Vragen van het lid Monasch (PvdA) aan de Minister voor Wonen en Rijksdienst over de mogelijkheden van collega woningcorporaties om Vestia bezit over te nemen (ingezonden 16 oktober 2014).

Vraag 1

Bent u op de hoogte van de wens van de Bossche woningcorporatie Zayaz om het bezit van Vestia in ’s Hertogenbosch over te nemen? Zo nee, bent u bereid om hierover contact op te nemen met Zayaz of de wethouder Wonen in ’s Hertogenbosch?

Vraag 2

Bent u op de hoogte van het feit dat Vestia eerst wel maar nu niet meer bereid is om haar bezit in ’s Hertogenbosch aan Zayaz te verkopen, omdat er een intentieovereenkomst ligt met de Duitse vastgoedinvesteerder Patrizia? Hoe beoordeelt u deze gedraaide houding van Vestia?

Vraag 3

Bent u van mening dat het wenselijker is dat lokale woningcorporaties te koop staand Vestia bezit overnemen in plaats van buitenlandse vastgoedbeleggers?
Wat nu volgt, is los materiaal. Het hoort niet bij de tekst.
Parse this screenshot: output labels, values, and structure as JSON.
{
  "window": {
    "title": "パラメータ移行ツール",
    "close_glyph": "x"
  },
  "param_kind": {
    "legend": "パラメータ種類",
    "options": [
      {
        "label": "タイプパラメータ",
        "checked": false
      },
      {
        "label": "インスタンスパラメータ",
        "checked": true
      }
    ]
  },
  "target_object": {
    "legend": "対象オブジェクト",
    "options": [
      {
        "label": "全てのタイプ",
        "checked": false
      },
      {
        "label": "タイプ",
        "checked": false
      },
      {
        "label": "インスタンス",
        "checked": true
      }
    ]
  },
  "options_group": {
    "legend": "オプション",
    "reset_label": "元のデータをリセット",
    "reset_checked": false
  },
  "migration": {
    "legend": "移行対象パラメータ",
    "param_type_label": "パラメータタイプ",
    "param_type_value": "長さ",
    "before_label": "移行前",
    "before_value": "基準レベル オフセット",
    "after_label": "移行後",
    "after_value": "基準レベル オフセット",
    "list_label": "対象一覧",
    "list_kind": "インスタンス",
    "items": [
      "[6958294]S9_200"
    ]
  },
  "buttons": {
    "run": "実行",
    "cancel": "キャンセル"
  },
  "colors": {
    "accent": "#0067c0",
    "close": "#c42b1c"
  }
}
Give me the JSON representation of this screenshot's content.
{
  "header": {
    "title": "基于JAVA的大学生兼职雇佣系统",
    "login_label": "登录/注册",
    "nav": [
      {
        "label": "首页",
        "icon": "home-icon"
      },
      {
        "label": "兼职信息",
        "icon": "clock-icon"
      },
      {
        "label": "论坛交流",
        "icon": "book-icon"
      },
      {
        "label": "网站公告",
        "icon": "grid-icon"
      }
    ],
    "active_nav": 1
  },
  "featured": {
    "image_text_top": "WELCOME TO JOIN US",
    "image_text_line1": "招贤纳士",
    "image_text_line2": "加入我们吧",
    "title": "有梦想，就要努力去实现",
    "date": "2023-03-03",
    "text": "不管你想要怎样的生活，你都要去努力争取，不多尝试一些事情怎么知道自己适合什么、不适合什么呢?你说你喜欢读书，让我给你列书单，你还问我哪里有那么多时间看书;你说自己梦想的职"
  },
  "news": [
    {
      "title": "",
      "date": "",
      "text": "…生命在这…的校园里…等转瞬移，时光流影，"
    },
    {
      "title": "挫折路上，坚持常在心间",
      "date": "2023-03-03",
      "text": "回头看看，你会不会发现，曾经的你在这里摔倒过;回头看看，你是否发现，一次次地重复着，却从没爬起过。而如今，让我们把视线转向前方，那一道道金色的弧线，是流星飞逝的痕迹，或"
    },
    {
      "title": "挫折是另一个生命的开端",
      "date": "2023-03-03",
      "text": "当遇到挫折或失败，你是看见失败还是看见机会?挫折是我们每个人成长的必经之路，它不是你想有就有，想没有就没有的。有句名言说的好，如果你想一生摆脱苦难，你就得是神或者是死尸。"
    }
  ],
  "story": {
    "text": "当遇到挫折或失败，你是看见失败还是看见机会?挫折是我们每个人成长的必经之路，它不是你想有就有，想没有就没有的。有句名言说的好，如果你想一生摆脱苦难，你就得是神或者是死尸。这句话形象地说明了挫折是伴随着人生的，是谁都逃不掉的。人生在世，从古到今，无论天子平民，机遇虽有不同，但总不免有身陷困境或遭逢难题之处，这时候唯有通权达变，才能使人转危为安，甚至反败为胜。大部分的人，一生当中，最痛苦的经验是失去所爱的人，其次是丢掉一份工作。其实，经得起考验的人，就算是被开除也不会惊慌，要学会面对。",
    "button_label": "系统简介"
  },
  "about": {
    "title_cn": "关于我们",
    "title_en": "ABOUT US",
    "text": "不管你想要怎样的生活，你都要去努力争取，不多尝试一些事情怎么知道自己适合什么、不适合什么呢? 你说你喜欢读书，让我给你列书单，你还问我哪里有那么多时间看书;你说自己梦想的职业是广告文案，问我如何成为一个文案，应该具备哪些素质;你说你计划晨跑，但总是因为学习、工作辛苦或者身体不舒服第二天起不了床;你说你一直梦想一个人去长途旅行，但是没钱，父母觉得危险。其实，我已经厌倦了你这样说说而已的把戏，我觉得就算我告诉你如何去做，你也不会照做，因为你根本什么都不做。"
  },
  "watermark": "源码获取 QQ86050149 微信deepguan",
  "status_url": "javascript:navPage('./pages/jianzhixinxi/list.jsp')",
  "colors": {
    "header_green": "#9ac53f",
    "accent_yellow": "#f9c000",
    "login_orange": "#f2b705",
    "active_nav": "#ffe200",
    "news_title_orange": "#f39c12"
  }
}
Kunt u uw antwoord toelichten?

Vraag 4

In welke mate speelt de belangstelling vanuit lokaal gebonden woningcorporaties voor Vestiabezit een rol in uw meningsvorming omtrent de voorgenomen verkoop van Vestiabezit aan Patrizia? Kunt u dit toelichten?

Vraag 5

In welke mate heeft u inzicht over de bereidheid bij woningcorporaties werkzaam in het verkoopgebied van Vestia om Vestiabezit over te nemen?

Vraag 6

Vindt u ook niet dat de collega woningcorporaties, die Vestia in de lucht houden met 700 miljoen euro steun, een eerste recht van koop zouden moeten hebben?

Vraag 7

Bent u bereid, voorafgaand aan de oordeelsvorming over de verkoop aan Patrizia, bij de woningcorporaties die in het verkoopgebied van Vestia gevestigd zijn uit te zoeken in welke mate zij interesse hebben in een deel van de Vestiaportefeuille?